GUARD: Guided Unlearning and Retention via Data Attribution for Large Language Models
Peizhi Niu, Evelyn Ma, Huiting Zhou, Duo Zhou, Huan Zhang, S. Rasoul Etesami, Olgica Milenkovic
TL;DR
GUARD addresses the challenge of unintended forgetting in large language models by introducing a data-attribution guided unlearning framework. It uses a lightweight gradient-based proxy attribution to reweight forgetting samples, biasing updates away from high-retention-impact data. The approach comes with theoretical guarantees and empirical gains on TOFU and MUSE benchmarks, including substantial retention improvements with minimal overhead and acceptable privacy trade-offs. This yields a practical, scalable method to selectively forget data while preserving valuable retained knowledge in LLMs.
Abstract
Unlearning in large language models is becoming increasingly important due to regulatory compliance, copyright protection, and privacy concerns. However, a key challenge in LLM unlearning is unintended forgetting, where the removal of specific data inadvertently impairs the utility of the model and its retention of valuable, desired information. While prior work has primarily focused on architectural innovations, the influence of data-level factors on unlearning performance remains underexplored. As a result, existing methods often suffer from degraded retention when forgetting high-impact data. To address this problem, we propose GUARD, a novel framework for Guided Unlearning And Retention via Data attribution. At its core, GUARD introduces a lightweight proxy data attribution metric tailored for LLM unlearning, which quantifies the alignment between the Forget and Retain sets while remaining computationally efficient.

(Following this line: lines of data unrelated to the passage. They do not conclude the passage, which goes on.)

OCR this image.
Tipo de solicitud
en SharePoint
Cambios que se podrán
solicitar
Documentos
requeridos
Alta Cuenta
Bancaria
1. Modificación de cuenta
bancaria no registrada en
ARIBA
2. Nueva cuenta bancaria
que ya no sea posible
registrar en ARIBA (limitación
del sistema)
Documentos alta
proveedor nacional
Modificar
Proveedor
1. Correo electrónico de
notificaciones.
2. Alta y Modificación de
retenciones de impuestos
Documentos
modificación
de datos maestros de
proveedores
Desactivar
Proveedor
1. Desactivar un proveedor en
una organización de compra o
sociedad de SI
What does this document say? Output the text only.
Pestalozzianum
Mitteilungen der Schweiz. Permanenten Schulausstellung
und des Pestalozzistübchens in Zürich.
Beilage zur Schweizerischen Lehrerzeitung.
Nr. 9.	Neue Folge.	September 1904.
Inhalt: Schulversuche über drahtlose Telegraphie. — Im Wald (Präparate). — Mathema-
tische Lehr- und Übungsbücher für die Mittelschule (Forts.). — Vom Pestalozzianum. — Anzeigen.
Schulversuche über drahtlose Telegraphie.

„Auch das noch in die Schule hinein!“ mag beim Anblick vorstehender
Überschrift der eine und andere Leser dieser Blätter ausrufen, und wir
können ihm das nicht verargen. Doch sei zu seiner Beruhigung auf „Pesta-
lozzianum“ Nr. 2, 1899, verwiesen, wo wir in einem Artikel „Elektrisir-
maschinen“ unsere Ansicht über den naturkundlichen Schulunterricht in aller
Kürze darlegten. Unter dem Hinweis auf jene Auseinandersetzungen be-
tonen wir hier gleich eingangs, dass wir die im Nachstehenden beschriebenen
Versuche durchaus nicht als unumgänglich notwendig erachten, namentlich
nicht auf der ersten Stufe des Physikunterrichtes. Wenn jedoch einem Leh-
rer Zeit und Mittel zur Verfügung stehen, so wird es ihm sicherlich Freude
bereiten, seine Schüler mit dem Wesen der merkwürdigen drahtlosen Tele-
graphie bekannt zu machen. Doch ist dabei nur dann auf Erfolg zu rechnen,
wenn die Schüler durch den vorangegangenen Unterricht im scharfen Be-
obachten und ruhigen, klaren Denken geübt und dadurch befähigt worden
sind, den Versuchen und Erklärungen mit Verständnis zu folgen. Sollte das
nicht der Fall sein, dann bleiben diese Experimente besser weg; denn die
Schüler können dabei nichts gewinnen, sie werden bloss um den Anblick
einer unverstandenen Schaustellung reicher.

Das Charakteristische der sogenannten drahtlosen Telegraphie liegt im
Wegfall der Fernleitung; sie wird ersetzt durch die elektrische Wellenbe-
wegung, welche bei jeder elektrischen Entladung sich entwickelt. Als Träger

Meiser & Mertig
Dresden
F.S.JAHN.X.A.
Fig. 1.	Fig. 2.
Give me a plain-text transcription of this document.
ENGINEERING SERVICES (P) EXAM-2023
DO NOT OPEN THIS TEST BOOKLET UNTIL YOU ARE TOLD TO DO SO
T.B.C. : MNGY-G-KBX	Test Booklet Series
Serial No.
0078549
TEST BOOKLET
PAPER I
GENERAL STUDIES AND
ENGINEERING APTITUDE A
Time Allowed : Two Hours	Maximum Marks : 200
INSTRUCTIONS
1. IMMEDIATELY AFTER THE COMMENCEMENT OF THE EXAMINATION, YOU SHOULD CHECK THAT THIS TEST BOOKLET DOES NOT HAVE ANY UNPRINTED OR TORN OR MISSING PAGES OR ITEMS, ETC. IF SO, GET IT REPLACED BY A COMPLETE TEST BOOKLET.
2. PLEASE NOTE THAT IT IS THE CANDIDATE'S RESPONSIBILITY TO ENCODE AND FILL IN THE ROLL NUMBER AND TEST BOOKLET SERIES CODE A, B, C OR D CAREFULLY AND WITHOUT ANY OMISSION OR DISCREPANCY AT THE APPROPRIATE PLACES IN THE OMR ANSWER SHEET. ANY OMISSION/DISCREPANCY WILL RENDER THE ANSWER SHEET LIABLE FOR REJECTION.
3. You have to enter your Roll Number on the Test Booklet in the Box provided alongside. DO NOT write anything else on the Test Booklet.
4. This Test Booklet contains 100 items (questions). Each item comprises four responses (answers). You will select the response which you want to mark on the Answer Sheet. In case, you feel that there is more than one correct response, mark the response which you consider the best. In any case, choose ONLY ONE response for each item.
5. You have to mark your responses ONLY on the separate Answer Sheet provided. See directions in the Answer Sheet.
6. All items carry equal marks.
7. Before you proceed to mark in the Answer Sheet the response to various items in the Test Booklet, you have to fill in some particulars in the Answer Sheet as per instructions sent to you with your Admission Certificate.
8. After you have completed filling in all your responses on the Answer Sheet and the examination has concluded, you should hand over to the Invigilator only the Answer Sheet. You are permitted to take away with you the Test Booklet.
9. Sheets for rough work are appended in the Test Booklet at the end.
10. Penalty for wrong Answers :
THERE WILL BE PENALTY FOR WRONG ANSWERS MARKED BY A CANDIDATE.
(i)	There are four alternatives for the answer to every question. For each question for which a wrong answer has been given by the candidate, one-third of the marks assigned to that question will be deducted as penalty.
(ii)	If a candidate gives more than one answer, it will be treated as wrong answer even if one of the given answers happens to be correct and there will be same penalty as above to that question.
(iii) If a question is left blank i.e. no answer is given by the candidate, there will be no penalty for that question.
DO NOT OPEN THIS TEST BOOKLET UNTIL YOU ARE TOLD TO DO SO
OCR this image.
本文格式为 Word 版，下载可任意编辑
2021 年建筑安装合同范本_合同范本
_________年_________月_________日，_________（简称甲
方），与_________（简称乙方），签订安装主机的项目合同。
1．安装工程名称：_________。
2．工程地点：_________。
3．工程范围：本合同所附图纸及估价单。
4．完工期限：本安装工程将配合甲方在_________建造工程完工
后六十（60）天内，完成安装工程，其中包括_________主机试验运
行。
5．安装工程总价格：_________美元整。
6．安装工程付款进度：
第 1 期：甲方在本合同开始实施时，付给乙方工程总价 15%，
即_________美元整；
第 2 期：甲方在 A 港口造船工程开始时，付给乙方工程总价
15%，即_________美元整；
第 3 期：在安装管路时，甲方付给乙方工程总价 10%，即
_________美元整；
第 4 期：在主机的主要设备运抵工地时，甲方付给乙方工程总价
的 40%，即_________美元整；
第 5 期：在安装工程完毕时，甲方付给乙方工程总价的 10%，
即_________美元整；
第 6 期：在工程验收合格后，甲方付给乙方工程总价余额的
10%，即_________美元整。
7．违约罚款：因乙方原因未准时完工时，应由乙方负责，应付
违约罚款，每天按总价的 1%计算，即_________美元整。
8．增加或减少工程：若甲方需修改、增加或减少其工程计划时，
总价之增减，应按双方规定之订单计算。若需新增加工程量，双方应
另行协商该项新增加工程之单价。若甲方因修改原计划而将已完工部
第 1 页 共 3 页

Building on this, we design a novel unlearning objective that assigns adaptive, nonuniform unlearning weights to samples, inversely proportional to their proxy attribution scores. Through such a reallocation of unlearning power, GUARD mitigates unintended retention loss. We also provide rigorous theoretical guarantees that GUARD significantly improves retention while maintaining forgetting metrics comparable to prior methods. Extensive experiments on the TOFU and MUSE benchmarks across multiple LLM architectures demonstrate that GUARD reduces utility sacrifice on the TOFU Retain Set by up to 194.92 percent in terms of Truth Ratio when forgetting 10 percent of the training data, and improves knowledge retention on the MUSE NEWS Retain Set by 16.20 percent, with comparable or very moderate increases in privacy loss compared to state-of-the-art methods.